Abaküs Yazılım
3. Hukuk Dairesi
Esas No: 2019/3880
Karar No: 2020/686
Karar Tarihi: 03.02.2020

Yargıtay 3. Hukuk Dairesi 2019/3880 Esas 2020/686 Karar Sayılı İlamı

3. Hukuk Dairesi         2019/3880 E.  ,  2020/686 K.

    "İçtihat Metni"

    MAHKEMESİ : GAZİANTEP BÖLGE ADLİYE MAHKEMESİ 3. HUKUK DAİRESİ
    MAHKEMESİ : ELAZIĞ 2. SULH HUKUK MAHKEMESİ

    Taraflar arasında ilk derece mahkemesinde görülen tazminat davasının reddine dair verilen hüküm hakkında bölge adliye mahkemesi tarafından yapılan istinaf incelenmesi sonucunda; davacı tarafın istinaf başvurusunun esastan reddine yönelik olarak verilen hükmün, süresi içinde davacı tarafından temyiz edilmesi üzerine; temyiz dilekçesinin kabulüne karar verildikten sonra, dosya içerisindeki bütün kağıtlar okunup gereği düşünüldü:

    Y A R G I T A Y K A R A R I

    Davacı, dava dilekçesinde özetle; davalıların murisinden kalan taşınmazı 2007 yılında kiraladığını, 2013 yılında imzalanan protokol ile kira süresinin beş yıl daha uzadığını, protokol ile önceki kira sözleşmesi hükümlerinin aynen geçerli olacağının kararlaştırıldığını, kira sözleşmenin yedinci maddesinde kiraya verenlerin; taşınmazı üçüncü kişilere devretmemeyi, devredildiği takdirde ise kiracının kiralanandan sözleşme sonuna kadar yararlanmasını temin etmeyi taahhüt ettiğini, bu tahhüdün yerine getirilmemesi durumunda ise tahliye tarihinden sözleşme süresinin sonuna kadar işleyecek kira bedelleri toplamının iki katı tutarında cezai şart ödemeyi kabul ettiğini, kiraya verenlerin sözleşmenin bu hükmüne aykırı davranarak kiralanan taşınmazı üçüncü kişiye devrettiğini, üçüncü kişinin ihtarname göndererek kiralananın tahliyesini talep ettiğini ve aksi halde ihtiyaca dayalı tahliye davası açılacağını ihtar ettiğini, taşınmaz hakkında yıkım kararı aldırdığını ve bunun üzerine 2015 yılı Ağustos ayında kiralananı tahliye etmek zorunda kaldığını belirterek fazlaya dair hakları saklı kalmak üzere protokole güvenerek mecura yaptığı 172.535 TL harcama bedeli ile 19.989,20 TL taşınma masrafının tahsiline karar verilmesini talep ve dava etmiştir.
    Davalılar, cevap dilekçelerinde özetle; tahliyenin tahliye davası neticesinde değil idarece alınan yıkım kararı doğrultusunda gerçekleştiğini, sözleşmenin hukuki ve fiili imkansızlık nedeniyle sona erdiğini, kiralananın devriyle yeni malikin sözleşmeye taraf hale geldiğini belirterek davanın reddini istemişlerdir.
    İlk derece mahkemesinde görülen yargılama sırasında; davacı, 19.02.2018 tarihli dilekçesi ile 6100 sayılı Hukuk Muhakemeleri Kanunu’nun 180. maddesi uyarınca cezai şarta ilişkin ek dava hakkı saklı kalmak üzere taleplerini 192.524,28 TL cezai şart talebi olarak ıslah ettiklerini bildirmiş, 23.02.2019 tarihinde ise davanın tamamen ıslahına dayalı olarak cezai şart talebine ilişkin yeni dava dilekçesini dosyaya sunmuştur.

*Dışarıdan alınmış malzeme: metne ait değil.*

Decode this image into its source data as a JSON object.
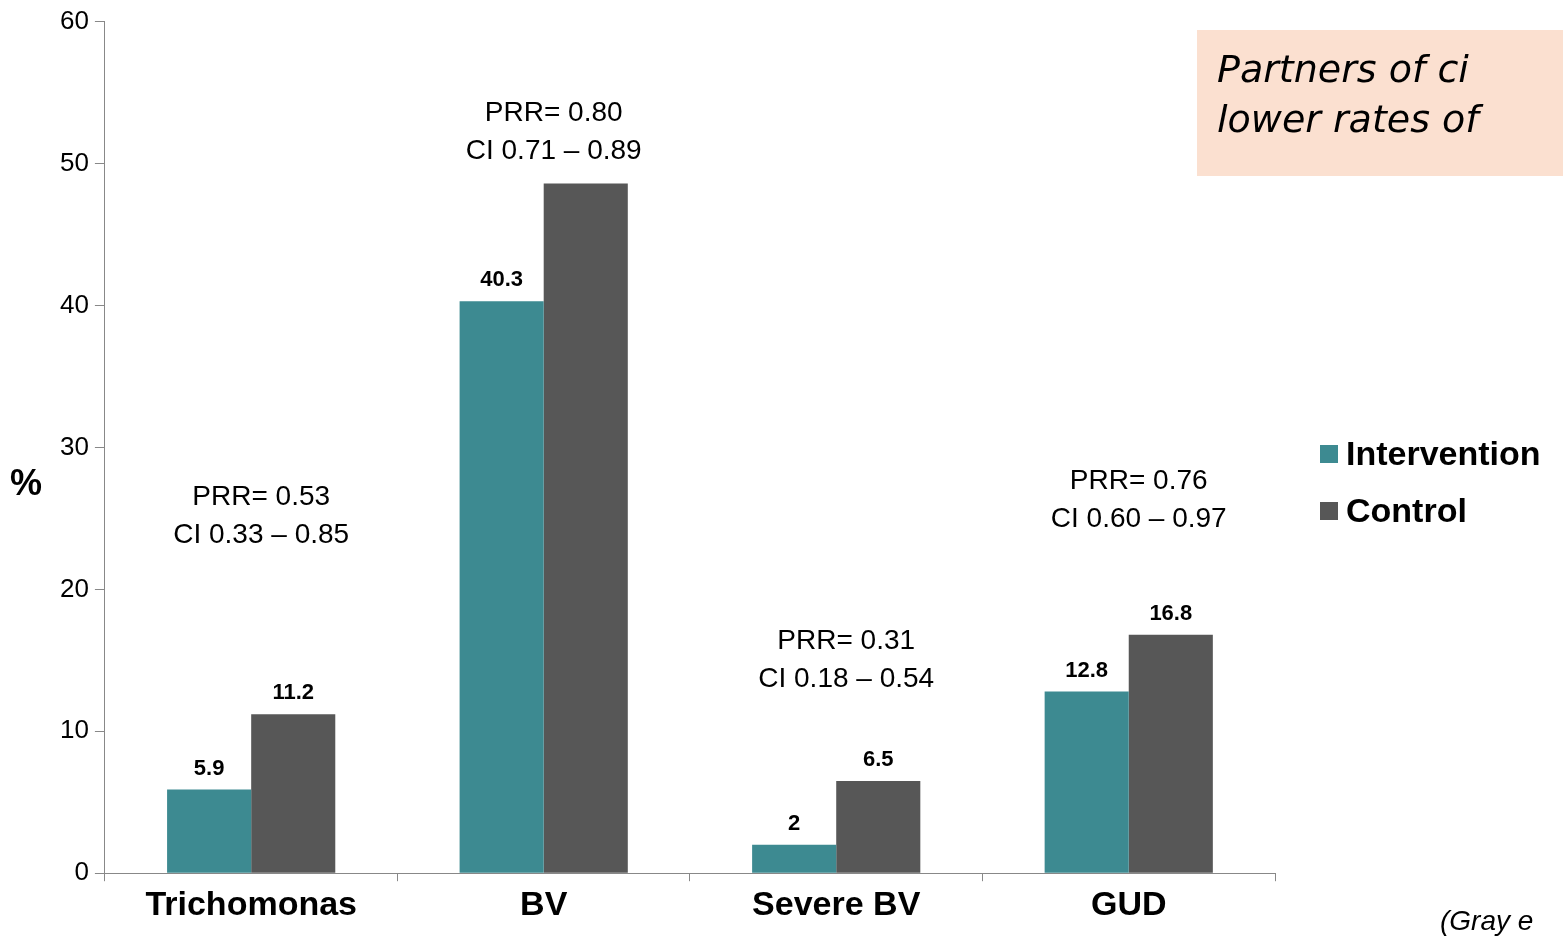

Mahkemece; ıslah öncesi aldırılan bilirkişi raporları doğrultusunda, talep edilen masrafların faydalı yahut zorunlu masraf olarak değerlendirilemeyeceği ve ayrı ve bağımsız bir dava konusu olan cezai şartın ıslah yoluyla talep edilemeyeceği gerekçesiyle davanın reddine karar verilmiş; hüküm, davacı tarafça istinaf edilmiştir.
    Bölge adliye mahkemesince; ayrı bir dava konusu oluşturan alacak talebinin ıslah yoluyla dava kapsamına alınmasının mümkün olmadığı, sözleşmenin feshi nedeniyle masrafların tazminine ilişkin talebin cezai şart talebine dönüşmesinin mümkün olmadığı, tahliyenin ise binanın riskli yapı olduğunun tespiti üzerine gerçekleştiği, taraflarca önceden öngörülemeyen bir nedenin ortaya çıkması doğrultusunda davalıların yasadan kaynaklanan yıkımdan sorumlu tutulamayacağı ve davacının talebinde haklı olmadığı gerekçesiyle davacının istinaf talebinin reddine karar verilmiş; hüküm, davacı tarafça temyiz edilmiştir.
    Taraflar arasında, kira sözleşmeleri ile sözleşme hükümleri konusunda uyuşmazlık bulunmamaktadır. Davacı ile davalılar murisi ... arasında 01.01.2008 başlangıç tarihli 5 yıl süreli aylık net 7.500 TL bedelli kira sözleşmesi imzalanmış daha sonra ise davacı ile davalılar arasında 15.04.2013 tarihinde ikinci bir sözleşme imzalanarak 01.01.2008 başlangıç tarihli kira sözleşmesnin 01.01.2013 tarihinden itibaren 5 yıl süreyle yenilendiği belirtilmiş, sözleşmenin diğer şartları aynen kalmak üzere kira süresine ve kira bedeline ilişkin hükümlerin değiştirilmesinde anlaşma sağlanmıştır. 01.01.2008 başlangıç tarihli kira sözleşmesinin 7. maddesinde kiralayanın taahhüdü ve cezai şart başlığı altında “Kiralayan, sözleşmenin devamı müddetince mecuru 3. şahıslara satıp, devretmeyeceğini;devrederse kiracının, mecurdan sözleşme sonuna kadar yararlanmasını temin edeceğini garanti ve taahüt eder. Şayet kiralayan bu garanti ve taahhüdüne aykırı olarak mecuru 3. şahıslara devreder ve yeni malik de kiracının mecurdan tahliyesini isterse, bu durumda kiralayan tahliye tarihinden sözleşme sonuna kadar olan kira bedelleri toplamının iki katı tutarındaki meblağı, cezai şart olarak kiracıya derhal ve defaten ödeyeceğini; ayrıca kiracının bunu aşan zararlarını da tazmin edeceğini, gayrıkabil-i rücu kabul, beyan ve taahhüt eder.” hükmüne yer verilmiştir.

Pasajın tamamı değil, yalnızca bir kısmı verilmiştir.